Leitartikel 9. November als vielfältiger Gedenktag: Mahnende Geschichte

Wer mehr weiß, ist im Vorteil, ist kein Mitläufer, schreibt unser Kulturredakteur Jürgen Kanold und plädiert daher für eine intensive Beschäftigung mit unserer Vergangenheit.
Wer mehr weiß, ist im Vorteil, ist kein Mitläufer, schreibt unser Kulturredakteur Jürgen Kanold und plädiert daher für eine intensive Beschäftigung mit unserer Vergangenheit. © Foto: Könneke Volkmar
Ulm / Jürgen Kanold 09.11.2018
Geschichte wiederholt sich nicht. Aber der 9. November als vielfältiger Gedenktag mahnt daran, aus vergangenen Ereignisse zu lernen.

Es war ein 9. November, als der SPD-Politiker Philipp Scheidemann vor hundert Jahren von einem Fenster des Berliner Reichstags aus die „Deutsche Republik“ ausrief – und Stunden später der Marxist Karl Liebknecht vor dem Berliner Schloss eine „freie sozialistische Republik“. Zwei Tage später endete der Erste Weltkrieg, die „Urkatastrophe“ des 20. Jahrhunderts, die viele Millionen Tote forderte. Es war ein ersehnter Frieden, der freilich neues Unheil in sich barg.
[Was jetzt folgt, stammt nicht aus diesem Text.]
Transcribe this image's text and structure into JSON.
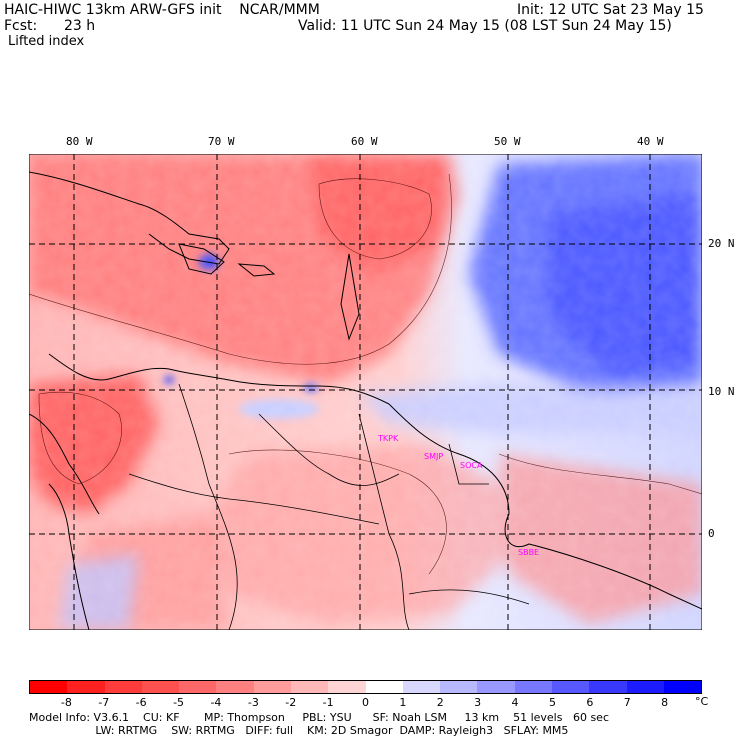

Es war ein 9. November 1923, als der noch weitgehend unbekannte Adolf Hitler mit dem Weltkriegs-Veteranen Erich Ludendorff an der Spitze einer völkischen Bewegung in München putschend zur Feldherrnhalle zog: nicht zuletzt gegen den „Schmähfrieden“ von Versailles. Es war am 9. November 1938, vor 80 Jahren, als die Nationalsozialisten in einer Pogromnacht nicht nur Synagogen anzündeten, sondern jetzt offen und sichtbar endgültig die jüdische Bevölkerung mordete: das Fanal des Holocaust.

Es war dann aber auch ein 9. November, als 1989 die Berliner Mauer fiel, die SED-Diktatur im Osten zusammenbrach und sich Deutschland im Jahr darauf wundersam wiedervereinigen durfte, was kaum einer mehr erhofft hatte: Jetzt waren der Zweite und der Kalte Krieg vorüber.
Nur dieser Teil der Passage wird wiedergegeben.